• Hamsini Hariharan

Combating air pollution in New Delhi with Chinese caveats

This article first appeared in CNBC TV-18 on November 25, 2019 and can be accessed here.


My friend from Peking University remembers how at the height of the Beijing “airpocalypse” of 2013, attendance suddenly dropped: Out of a class of 200 students, ten would show up. These are regular stories about pollution: of dorms offering students reduced prices so that they could afford purifiers, of hospitals filling up with patients, of people who braved the pollution to go about their days anyway. But these stories are no longer true. For the first time in 2019, Beijing has exited the list of most polluted cities in the world. The Communist Party’s “War on Pollution” has succeeded. We should learn how the Beijing policymakers accomplished the task, and apply those lessons to clean up the putrid air that is Delhi.

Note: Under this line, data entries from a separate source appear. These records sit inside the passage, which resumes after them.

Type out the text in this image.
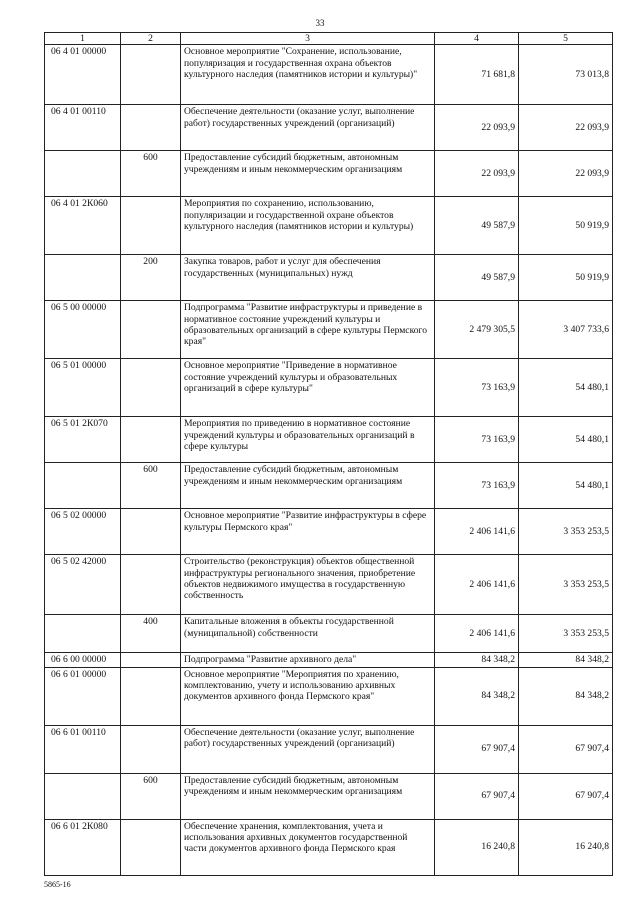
33
1	2	3	4	5
06 4 01 00000		Основное мероприятие "Сохранение, использование, популяризация и государственная охрана объектов культурного наследия (памятников истории и культуры)"	71 681,8	73 013,8
06 4 01 00110		Обеспечение деятельности (оказание услуг, выполнение работ) государственных учреждений (организаций)	22 093,9	22 093,9
	600	Предоставление субсидий бюджетным, автономным учреждениям и иным некоммерческим организациям	22 093,9	22 093,9
06 4 01 2К060		Мероприятия по сохранению, использованию, популяризации и государственной охране объектов культурного наследия (памятников истории и культуры)	49 587,9	50 919,9
	200	Закупка товаров, работ и услуг для обеспечения государственных (муниципальных) нужд	49 587,9	50 919,9
06 5 00 00000		Подпрограмма "Развитие инфраструктуры и приведение в нормативное состояние учреждений культуры и образовательных организаций в сфере культуры Пермского края"	2 479 305,5	3 407 733,6
06 5 01 00000		Основное мероприятие "Приведение в нормативное состояние учреждений культуры и образовательных организаций в сфере культуры"	73 163,9	54 480,1
06 5 01 2К070		Мероприятия по приведению в нормативное состояние учреждений культуры и образовательных организаций в сфере культуры	73 163,9	54 480,1
	600	Предоставление субсидий бюджетным, автономным учреждениям и иным некоммерческим организациям	73 163,9	54 480,1
06 5 02 00000		Основное мероприятие "Развитие инфраструктуры в сфере культуры Пермского края"	2 406 141,6	3 353 253,5
06 5 02 42000		Строительство (реконструкция) объектов общественной инфраструктуры регионального значения, приобретение объектов недвижимого имущества в государственную собственность	2 406 141,6	3 353 253,5
	400	Капитальные вложения в объекты государственной (муниципальной) собственности	2 406 141,6	3 353 253,5
06 6 00 00000		Подпрограмма "Развитие архивного дела"	84 348,2	84 348,2
06 6 01 00000		Основное мероприятие "Мероприятия по хранению, комплектованию, учету и использованию архивных документов архивного фонда Пермского края"	84 348,2	84 348,2
06 6 01 00110		Обеспечение деятельности (оказание услуг, выполнение работ) государственных учреждений (организаций)	67 907,4	67 907,4
	600	Предоставление субсидий бюджетным, автономным учреждениям и иным некоммерческим организациям	67 907,4	67 907,4
06 6 01 2К080		Обеспечение хранения, комплектования, учета и использования архивных документов государственной части документов архивного фонда Пермского края	16 240,8	16 240,8
5865-16
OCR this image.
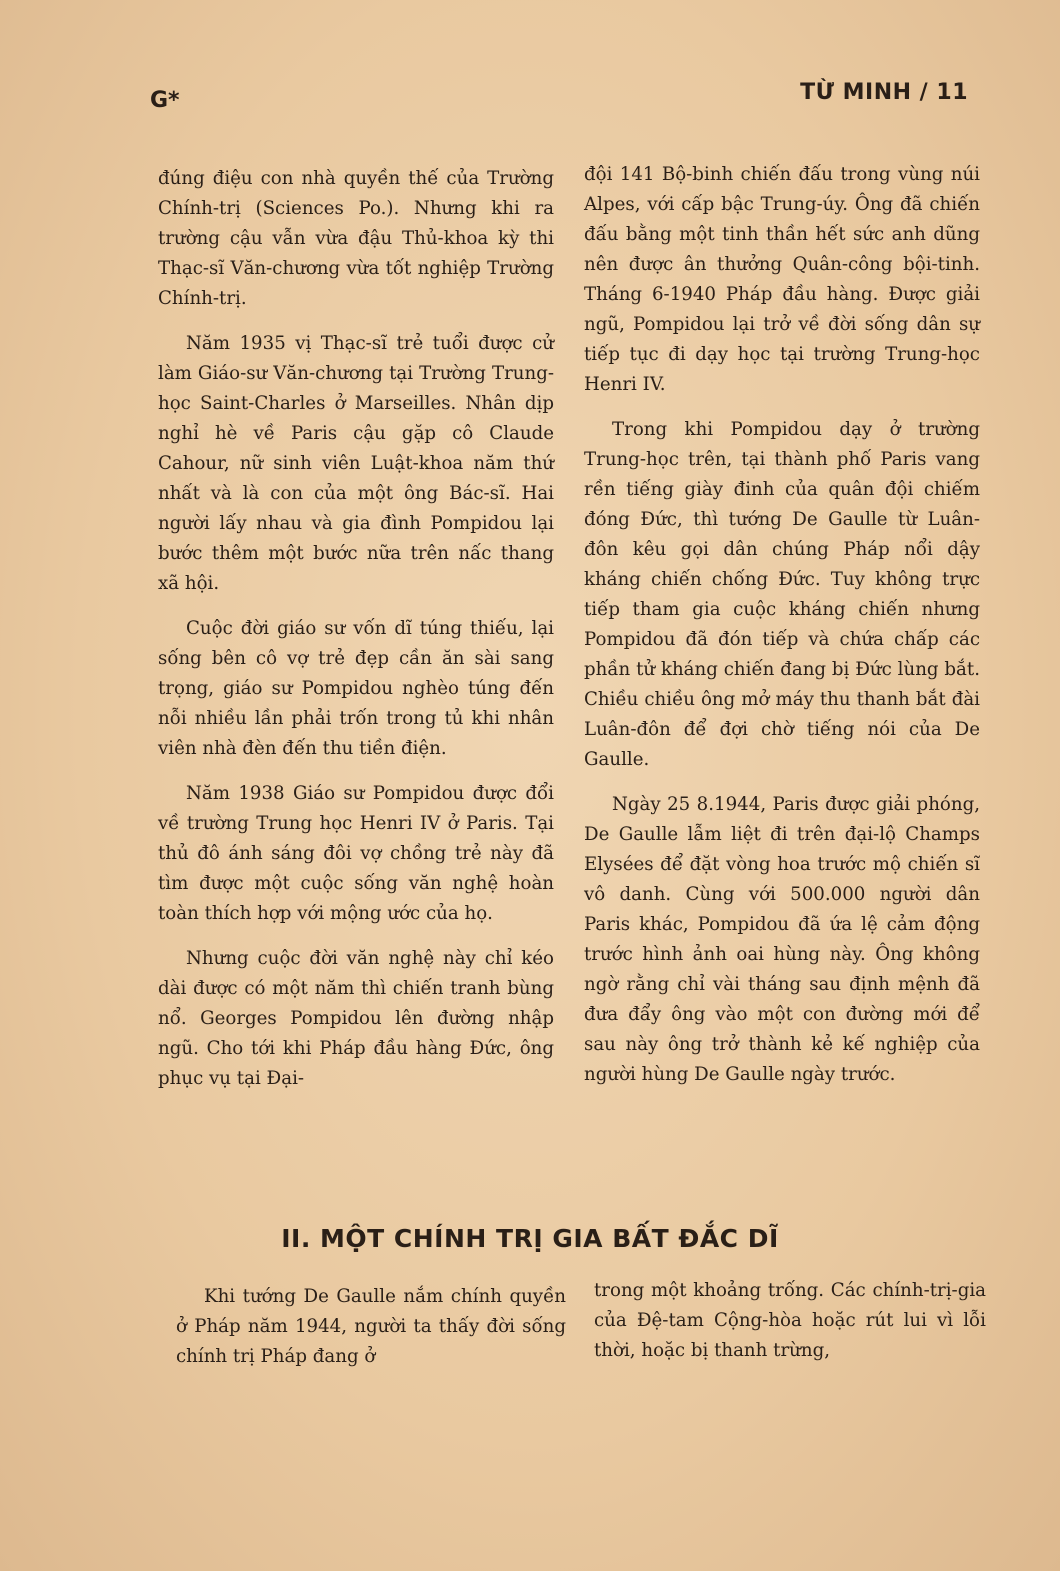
G*	TỪ MINH / 11

đúng điệu con nhà quyền thế của Trường Chính-trị (Sciences Po.). Nhưng khi ra trường cậu vẫn vừa đậu Thủ-khoa kỳ thi Thạc-sĩ Văn-chương vừa tốt nghiệp Trường Chính-trị.

Năm 1935 vị Thạc-sĩ trẻ tuổi được cử làm Giáo-sư Văn-chương tại Trường Trung-học Saint-Charles ở Marseilles. Nhân dịp nghỉ hè về Paris cậu gặp cô Claude Cahour, nữ sinh viên Luật-khoa năm thứ nhất và là con của một ông Bác-sĩ. Hai người lấy nhau và gia đình Pompidou lại bước thêm một bước nữa trên nấc thang xã hội.

Cuộc đời giáo sư vốn dĩ túng thiếu, lại sống bên cô vợ trẻ đẹp cần ăn sài sang trọng, giáo sư Pompidou nghèo túng đến nỗi nhiều lần phải trốn trong tủ khi nhân viên nhà đèn đến thu tiền điện.

Năm 1938 Giáo sư Pompidou được đổi về trường Trung học Henri IV ở Paris. Tại thủ đô ánh sáng đôi vợ chồng trẻ này đã tìm được một cuộc sống văn nghệ hoàn toàn thích hợp với mộng ước của họ.

Nhưng cuộc đời văn nghệ này chỉ kéo dài được có một năm thì chiến tranh bùng nổ. Georges Pompidou lên đường nhập ngũ. Cho tới khi Pháp đầu hàng Đức, ông phục vụ tại Đại-

đội 141 Bộ-binh chiến đấu trong vùng núi Alpes, với cấp bậc Trung-úy. Ông đã chiến đấu bằng một tinh thần hết sức anh dũng nên được ân thưởng Quân-công bội-tinh. Tháng 6-1940 Pháp đầu hàng. Được giải ngũ, Pompidou lại trở về đời sống dân sự tiếp tục đi dạy học tại trường Trung-học Henri IV.

Trong khi Pompidou dạy ở trường Trung-học trên, tại thành phố Paris vang rền tiếng giày đinh của quân đội chiếm đóng Đức, thì tướng De Gaulle từ Luân-đôn kêu gọi dân chúng Pháp nổi dậy kháng chiến chống Đức. Tuy không trực tiếp tham gia cuộc kháng chiến nhưng Pompidou đã đón tiếp và chứa chấp các phần tử kháng chiến đang bị Đức lùng bắt. Chiều chiều ông mở máy thu thanh bắt đài Luân-đôn để đợi chờ tiếng nói của De Gaulle.

Ngày 25 8.1944, Paris được giải phóng, De Gaulle lẫm liệt đi trên đại-lộ Champs Elysées để đặt vòng hoa trước mộ chiến sĩ vô danh. Cùng với 500.000 người dân Paris khác, Pompidou đã ứa lệ cảm động trước hình ảnh oai hùng này. Ông không ngờ rằng chỉ vài tháng sau định mệnh đã đưa đẩy ông vào một con đường mới để sau này ông trở thành kẻ kế nghiệp của người hùng De Gaulle ngày trước.

II. MỘT CHÍNH TRỊ GIA BẤT ĐẮC DĨ

Khi tướng De Gaulle nắm chính quyền ở Pháp năm 1944, người ta thấy đời sống chính trị Pháp đang ở

trong một khoảng trống. Các chính-trị-gia của Đệ-tam Cộng-hòa hoặc rút lui vì lỗi thời, hoặc bị thanh trừng,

But the story isn’t as clear cut as that.


What are the main causes of the smog in Beijing?

According to a study by National Air Pollution Prevention and Control Centre the main causes for the smog in Beijing are heavy industry and reliance on coal and road-dominated transport, particularly in the Beijing-Tianjin-Hebei region. Yes, Beijing has come a long way since the 1990s when citizens or officials equally didn’t care about air pollution. Through the 2000s, the city switched from coal to gas for its power supply, cracked down on vehicular emissions, and improved forecasting at the time of the Beijing Olympics. But all of this has come into fruition only over the last two years with the number of “hazardous air” days when decreasing annually.

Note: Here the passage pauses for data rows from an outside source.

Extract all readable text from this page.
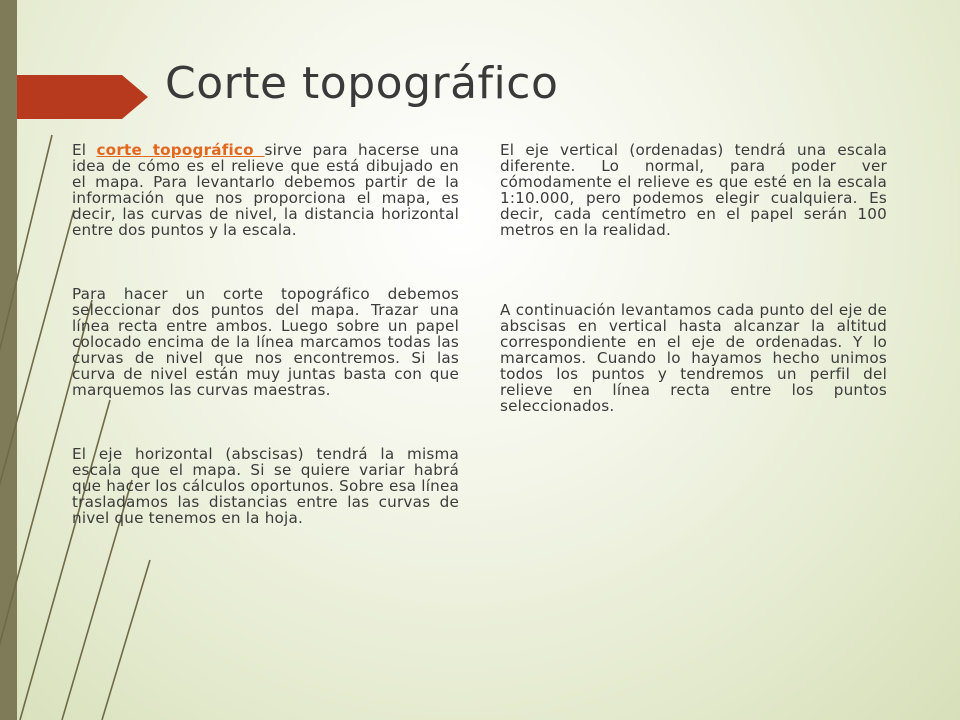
Corte topográfico

El corte topográfico sirve para hacerse una idea de cómo es el relieve que está dibujado en el mapa. Para levantarlo debemos partir de la información que nos proporciona el mapa, es decir, las curvas de nivel, la distancia horizontal entre dos puntos y la escala.

Para hacer un corte topográfico debemos seleccionar dos puntos del mapa. Trazar una línea recta entre ambos. Luego sobre un papel colocado encima de la línea marcamos todas las curvas de nivel que nos encontremos. Si las curva de nivel están muy juntas basta con que marquemos las curvas maestras.

El eje horizontal (abscisas) tendrá la misma escala que el mapa. Si se quiere variar habrá que hacer los cálculos oportunos. Sobre esa línea trasladamos las distancias entre las curvas de nivel que tenemos en la hoja.

El eje vertical (ordenadas) tendrá una escala diferente. Lo normal, para poder ver cómodamente el relieve es que esté en la escala 1:10.000, pero podemos elegir cualquiera. Es decir, cada centímetro en el papel serán 100 metros en la realidad.

A continuación levantamos cada punto del eje de abscisas en vertical hasta alcanzar la altitud correspondiente en el eje de ordenadas. Y lo marcamos. Cuando lo hayamos hecho unimos todos los puntos y tendremos un perfil del relieve en línea recta entre los puntos seleccionados.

Beijing does have a lot of lessons for New Delhi, particularly with regards to monitoring and cutting vehicular emissions. The 2018 World Air Quality Report by Air Visual points out, “China Mainland has the world’s most numerous and far-reaching monitoring network, with around 1,500 monitors managed by the central government and a total of over 5,000 monitors managed at a central, provincial, municipal and county level.” On the other hand, "The majority of South Asia, including Afghanistan, Bangladesh, Pakistan and Sri Lanka, lack government-supported real-time public stations.”

Unfortunately, crop burning and coal burning are not the same thing. Beijing has dealt with its air pollution — by offloading it somewhere else. The capital city outsourced its emissions and its dirtier industries to poorer hinterlands. The unintended consequence of this move is that overall carbon dioxide emissions will be 3.6 times higher, and water consumption will be 2.9 times higher. Delhi, on the other hand, cannot afford to outsource its pollution.


A question of the right balance

The “War on Pollution” signified strong political will of Chinese policymakers to seriously tackle the issue. In April this year, a ‘name and shame’ session was held in which officials from the provinces of Guangxi, Chongqing, and Jiangxi were reprimanded for not meeting targets on air pollution. The narrative is only strengthening as blue skies continue to reign over Beijing. However, this begs the question, how will China continue to cut down polluting industries considering its economic slowdown?


Over the last couple of years, public awareness about pollution is increasing but this has not resulted in the public consciousness. Even in Beijing, the adoption of pollution masks has remained low, particularly among younger, urban populations. In fact, there’s even a joke that the masks are “心里安慰 (or Xīnlǐ ānwèi which literally translates to ‘solace for the heart’) meaning that they do little for our wearied lungs.  However, in Delhi, hearts and lungs are both weary, waiting for our policymakers to take pollution seriously.